Meta Claims BitTorrent Uploading of Pirated Books for AI Training is Fair Use
Key Takeaways
- ▸Meta argues that uploading pirated books via BitTorrent during AI training data acquisition qualifies as fair use because uploading is inherent to the BitTorrent protocol
- ▸A court previously ruled that using pirated books to train Meta's Llama LLM was fair use, but Meta remained liable for the downloading and sharing aspect
- ▸Plaintiffs claim Meta's new fair use defense for uploading was introduced improperly after discovery deadlines, while Meta contends it was previously disclosed
Summary
Meta is defending its use of pirated books for AI training by arguing that uploading copyrighted content via BitTorrent qualifies as fair use. The company faces a class-action lawsuit from prominent authors including Richard Kadrey, Sarah Silverman, and Christopher Golden, who allege Meta downloaded pirated books from shadow libraries like Anna's Archive to train its Llama large language model. While a California federal court previously ruled that using pirated books for AI training constitutes fair use, Meta remained liable for the act of downloading and sharing these books through BitTorrent's peer-to-peer protocol.
In a recent supplemental interrogatory response, Meta introduced a new defense strategy, arguing that the automatic uploading inherent to BitTorrent technology should also be considered fair use. The company contends that BitTorrent was the only practical method to obtain the datasets in bulk from sources like Anna's Archive, making the upload process an unavoidable component of the download. Meta characterized this uploading as "part-and-parcel" of acquiring the training data necessary for its transformative AI development.

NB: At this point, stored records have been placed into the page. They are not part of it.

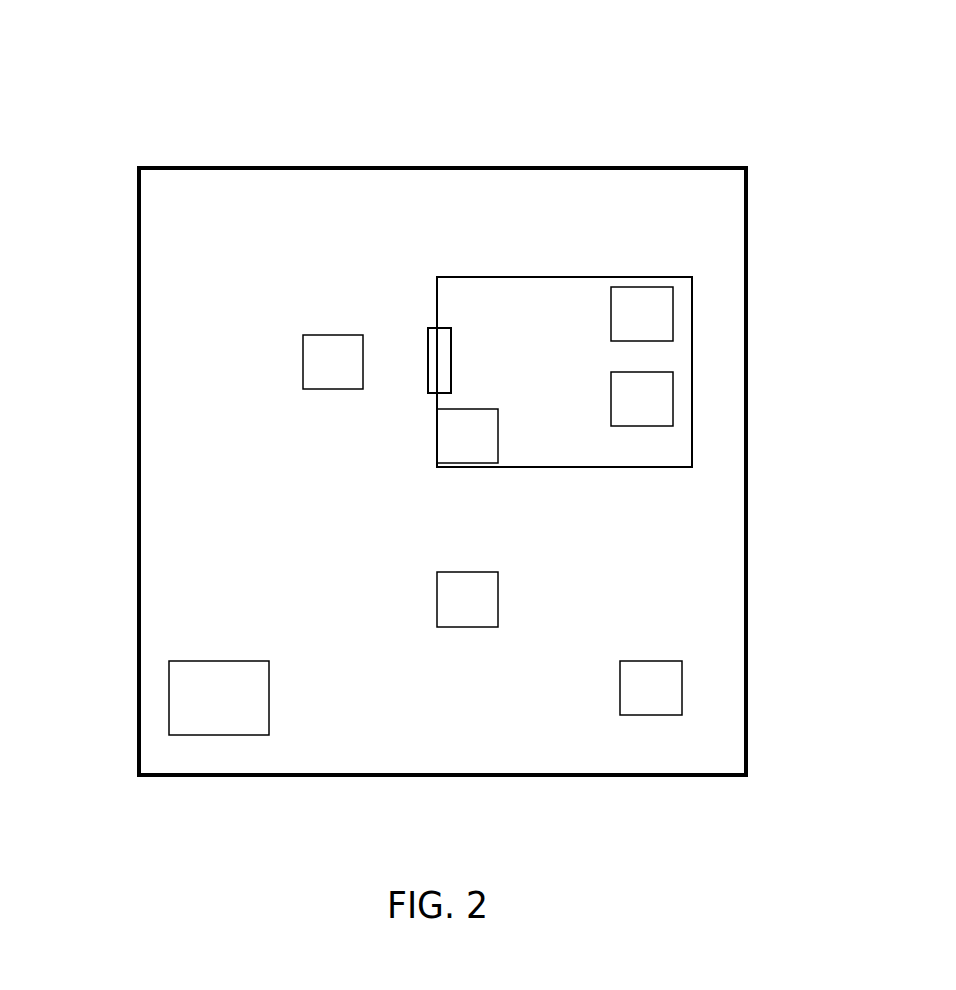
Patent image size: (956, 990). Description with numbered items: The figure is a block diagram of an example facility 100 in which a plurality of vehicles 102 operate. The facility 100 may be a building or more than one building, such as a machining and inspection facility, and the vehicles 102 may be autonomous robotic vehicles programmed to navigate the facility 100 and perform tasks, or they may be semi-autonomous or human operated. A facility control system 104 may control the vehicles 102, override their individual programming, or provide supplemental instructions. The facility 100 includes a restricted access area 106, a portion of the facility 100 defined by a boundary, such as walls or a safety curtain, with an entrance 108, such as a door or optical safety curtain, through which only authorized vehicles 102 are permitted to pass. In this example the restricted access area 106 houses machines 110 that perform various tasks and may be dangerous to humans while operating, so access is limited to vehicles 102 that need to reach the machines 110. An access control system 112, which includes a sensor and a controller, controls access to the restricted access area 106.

The facility 100 is at (137, 301).
The vehicles 102 is at (355, 373).
The facility control system 104 is at (241, 709).
The restricted access area 106 is at (692, 338).
The entrance 108 is at (429, 328).
The machines 110 is at (663, 325).
The access control system 112 is at (489, 447).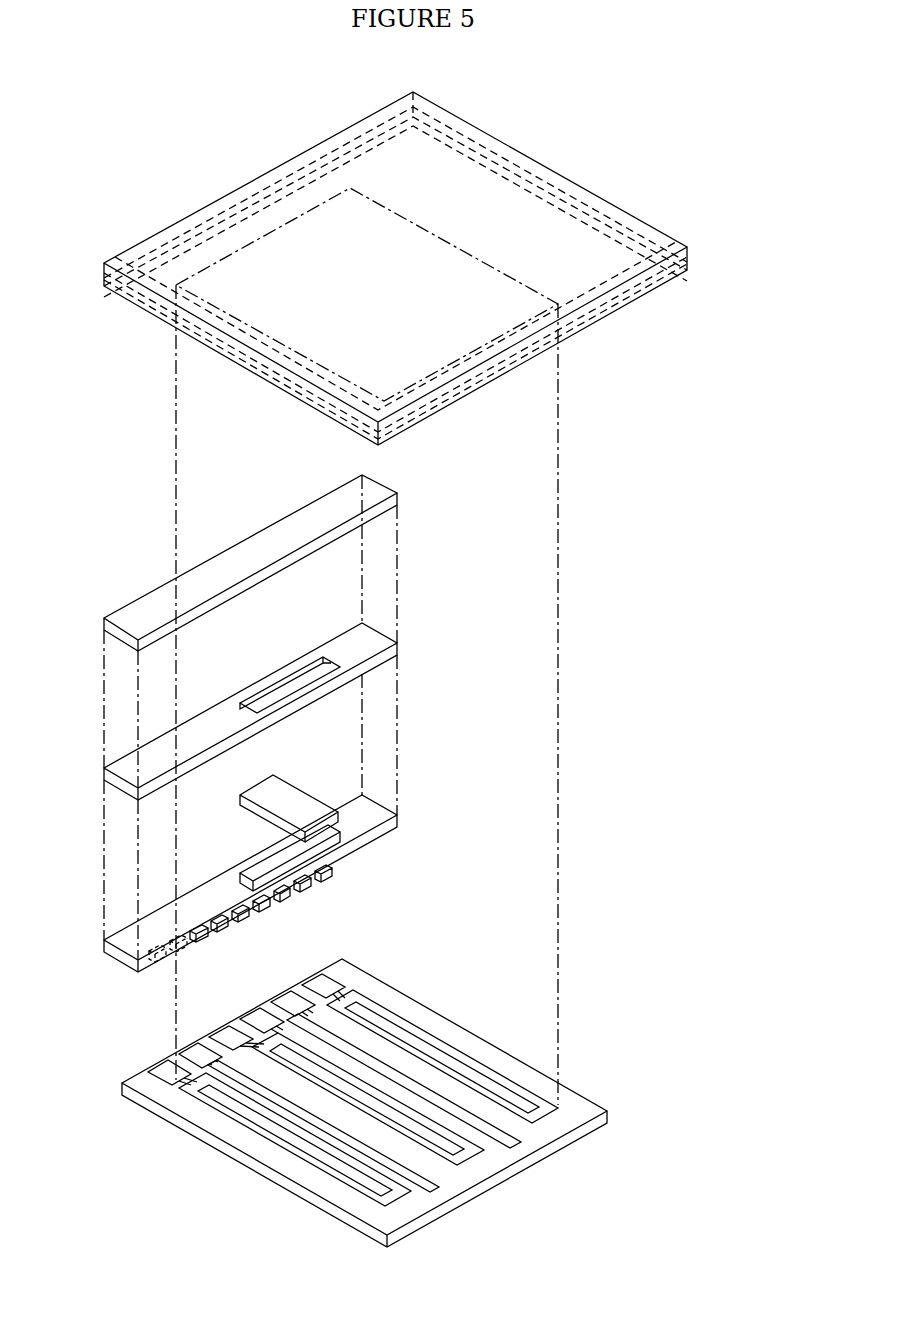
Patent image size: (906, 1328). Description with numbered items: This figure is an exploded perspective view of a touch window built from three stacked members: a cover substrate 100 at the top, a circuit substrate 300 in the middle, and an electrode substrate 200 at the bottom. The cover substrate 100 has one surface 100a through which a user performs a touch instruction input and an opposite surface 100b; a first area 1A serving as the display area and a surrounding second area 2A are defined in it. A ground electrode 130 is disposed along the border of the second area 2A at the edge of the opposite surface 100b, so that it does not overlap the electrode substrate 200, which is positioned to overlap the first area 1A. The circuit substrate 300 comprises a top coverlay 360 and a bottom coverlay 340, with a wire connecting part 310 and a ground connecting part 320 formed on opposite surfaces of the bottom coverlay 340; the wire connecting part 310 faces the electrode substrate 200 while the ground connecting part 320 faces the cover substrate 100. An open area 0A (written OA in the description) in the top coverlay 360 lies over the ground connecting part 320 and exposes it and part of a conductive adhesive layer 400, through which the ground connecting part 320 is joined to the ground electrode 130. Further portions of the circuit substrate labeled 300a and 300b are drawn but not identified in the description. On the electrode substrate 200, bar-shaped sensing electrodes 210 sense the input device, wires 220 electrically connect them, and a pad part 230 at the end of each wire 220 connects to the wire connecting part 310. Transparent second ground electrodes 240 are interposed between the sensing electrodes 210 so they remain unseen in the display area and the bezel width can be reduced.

The cover substrate 100 is at (590, 150).
The one surface 100a is at (612, 262).
The opposite surface 100b is at (647, 298).
The first area 1A is at (350, 307).
The second area 2A is at (492, 222).
The ground electrode 130 is at (245, 345).
The adhesive layer 400 is at (140, 597).
The circuit substrate 300 is at (326, 806).
The top coverlay 360 is at (400, 642).
The open area 0A is at (290, 680).
The ground connecting part 320 is at (335, 812).
The connection strip 300a is at (285, 840).
The bottom coverlay 340 is at (398, 815).
The wire connecting part 310 is at (180, 956).
The contact bumps 300b is at (255, 930).
The electrode substrate 200 is at (371, 1076).
The sensing electrode 210 is at (460, 1057).
The wire 220 is at (340, 987).
The pad part 230 is at (310, 955).
The second ground electrode 240 is at (387, 1052).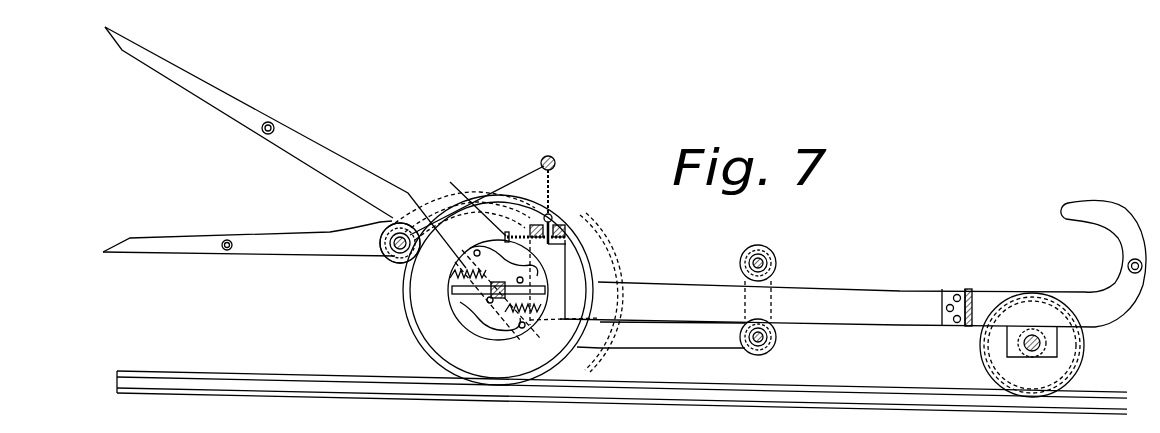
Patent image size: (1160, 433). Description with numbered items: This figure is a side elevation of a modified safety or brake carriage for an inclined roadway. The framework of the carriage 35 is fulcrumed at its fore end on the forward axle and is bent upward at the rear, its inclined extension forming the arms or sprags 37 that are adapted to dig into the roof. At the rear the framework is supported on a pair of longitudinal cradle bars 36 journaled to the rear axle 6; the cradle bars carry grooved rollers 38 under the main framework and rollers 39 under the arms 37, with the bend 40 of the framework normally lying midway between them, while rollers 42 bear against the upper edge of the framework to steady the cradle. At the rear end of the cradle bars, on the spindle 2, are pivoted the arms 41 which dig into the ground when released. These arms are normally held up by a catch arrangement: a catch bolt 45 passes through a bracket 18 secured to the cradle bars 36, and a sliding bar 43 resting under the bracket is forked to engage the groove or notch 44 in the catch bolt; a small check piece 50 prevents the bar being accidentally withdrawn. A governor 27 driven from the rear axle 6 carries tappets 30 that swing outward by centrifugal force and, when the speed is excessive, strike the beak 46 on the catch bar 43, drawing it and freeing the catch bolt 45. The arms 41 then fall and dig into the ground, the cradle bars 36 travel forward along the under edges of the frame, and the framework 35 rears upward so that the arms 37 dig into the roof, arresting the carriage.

The spindle 2 is at (392, 243).
The rear axle 6 is at (478, 311).
The bracket 18 is at (562, 228).
The governor 27 is at (528, 322).
The tappets 30 is at (455, 278).
The framework of the carriage 35 is at (873, 300).
The cradle bars 36 is at (642, 338).
The arms or sprags 37 is at (337, 160).
The grooved rollers 38 is at (777, 342).
The grooved rollers 39 is at (392, 262).
The bend in the framework 40 is at (600, 282).
The arms 41 is at (287, 246).
The rollers 42 is at (776, 259).
The sliding bar 43 is at (516, 236).
The groove or notch 44 is at (565, 282).
The catch bolt 45 is at (553, 216).
The beak 46 is at (465, 200).
The check piece 50 is at (567, 242).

The plaintiffs' legal team has challenged the timing of Meta's new defense, filing a letter with Judge Vince Chhabria claiming the company made an improper late submission after discovery deadlines had passed. They argue that Meta was aware of the uploading claims since November 2024 but failed to raise this fair use defense previously, even when the court specifically asked about it. Meta's attorneys countered that the fair use argument for direct copyright infringement was explicitly flagged in the parties' joint case management statement from December 2024.
The case represents a significant test of how copyright law applies to AI training data acquisition, particularly when companies rely on pirated materials accessed through peer-to-peer networks. Meta has emphasized that obtaining this data helped establish U.S. global leadership in artificial intelligence, framing the issue as one of national technological competitiveness rather than simple copyright infringement.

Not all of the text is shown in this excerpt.